Au Mali, la stratégie militaire d’assimi goïta face à l’épreuve du terrain
Le Mali traverse une période des plus délicates de son histoire récente. Après avoir pris le pouvoir par la force en 2020, puis consolidé son autorité par un second coup d’État en 2021, le général Assimi Goïta avait promis de restaurer la sécurité et la pleine souveraineté nationale. Pourtant, six ans plus tard, son régime semble plus fragilisé que jamais, comme le révèle l’actualité Mali Sahel.
Une escalade des attaques qui révèle la vulnérabilité du régime
Les illusions populistes et une fierté mal placée se heurtent désormais à la dure réalité du terrain malien. Le 25 avril, une série d’attaques coordonnées, menées par le Groupe de soutien à l’islam et aux musulmans (JNIM), affilié à Al-Qaïda, et le Front de libération de l’Azawad (FLA), ont ciblé plusieurs positions militaires, y compris dans les environs de Bamako. Ces offensives ont coûté la vie au ministre de la Défense, Sadio Camara, et ont vu Kidal ainsi que d’autres localités stratégiques du nord échapper au contrôle de l’armée malienne.
Cette série d’événements a exposé au grand jour la fragilité d’un pouvoir qui avait pourtant fait de la reconquête territoriale l’axe central de sa légitimité aux yeux du peuple Sahel.

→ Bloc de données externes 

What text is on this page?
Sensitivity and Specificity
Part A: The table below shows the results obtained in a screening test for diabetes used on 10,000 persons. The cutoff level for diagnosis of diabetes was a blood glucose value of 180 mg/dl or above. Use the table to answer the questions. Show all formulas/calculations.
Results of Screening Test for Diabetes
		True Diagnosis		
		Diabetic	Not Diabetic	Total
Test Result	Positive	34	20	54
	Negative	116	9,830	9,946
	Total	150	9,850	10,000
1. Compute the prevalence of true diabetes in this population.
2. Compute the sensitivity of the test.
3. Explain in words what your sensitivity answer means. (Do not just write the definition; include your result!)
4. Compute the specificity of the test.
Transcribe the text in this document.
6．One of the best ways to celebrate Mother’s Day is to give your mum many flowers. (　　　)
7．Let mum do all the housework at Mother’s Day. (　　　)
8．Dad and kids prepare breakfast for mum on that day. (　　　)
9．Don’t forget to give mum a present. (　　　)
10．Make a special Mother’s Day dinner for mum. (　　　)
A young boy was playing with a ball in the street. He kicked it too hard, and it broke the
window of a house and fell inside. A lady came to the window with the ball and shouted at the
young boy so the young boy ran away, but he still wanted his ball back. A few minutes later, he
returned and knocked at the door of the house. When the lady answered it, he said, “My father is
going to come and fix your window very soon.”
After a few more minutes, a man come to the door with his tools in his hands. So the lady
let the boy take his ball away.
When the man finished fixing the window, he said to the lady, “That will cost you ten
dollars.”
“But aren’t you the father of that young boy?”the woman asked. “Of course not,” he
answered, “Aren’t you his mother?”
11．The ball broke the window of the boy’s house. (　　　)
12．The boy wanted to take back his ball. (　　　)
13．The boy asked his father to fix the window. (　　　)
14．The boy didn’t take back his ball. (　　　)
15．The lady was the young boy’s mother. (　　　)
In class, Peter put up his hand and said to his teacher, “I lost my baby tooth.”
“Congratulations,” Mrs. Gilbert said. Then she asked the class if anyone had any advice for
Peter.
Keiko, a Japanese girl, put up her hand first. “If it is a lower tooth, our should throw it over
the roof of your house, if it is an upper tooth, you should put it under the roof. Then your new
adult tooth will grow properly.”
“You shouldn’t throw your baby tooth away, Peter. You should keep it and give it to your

Souveraineté revendiquée, insécurité accrue
La junte malienne avait opté pour une rupture radicale avec la France, entraînant le départ de la MINUSMA, et s’était tournée vers les mercenaires russes d’Africa Corps. Cette stratégie visait à affirmer un Mali enfin maître de son destin. Cependant, la situation est devenue plus complexe : les groupes armés djihadistes et les rebelles touaregs du Front de libération de l’Azawad continuent de progresser, Bamako vit sous une tension palpable et les populations civiles paient un lourd tribut à cette instabilité.
Le discours souverainiste a masqué une centralisation autoritaire du pouvoir. Les partis politiques ont été réduits au silence, les journalistes intimidés, et toute critique est perçue comme une trahison, étouffant les voix sahéliens qui aspirent à la paix et à la stabilité.
Un pouvoir assiégé, de l’intérieur comme de l’extérieur
Le Mali se retrouve aujourd’hui pris dans un étau, atteignant ses limites tant sur le plan militaire que politique. À l’extérieur, les forces jihadistes démontrent une capacité de nuisance inébranlable. À l’intérieur, l’usure du pouvoir et les rivalités au sein de l’appareil militaire alimentent une profonde incertitude. Les aspirations du Sahel citoyen à une gouvernance stable semblent lointaines.
La promesse initiale d’un salut national s’est transformée en une impasse critique. Le général Goïta, qui se voulait l’incarnation de la restauration de l’État et de la fierté malienne, risque de laisser un héritage d’effritement pour les peuples Sahel info.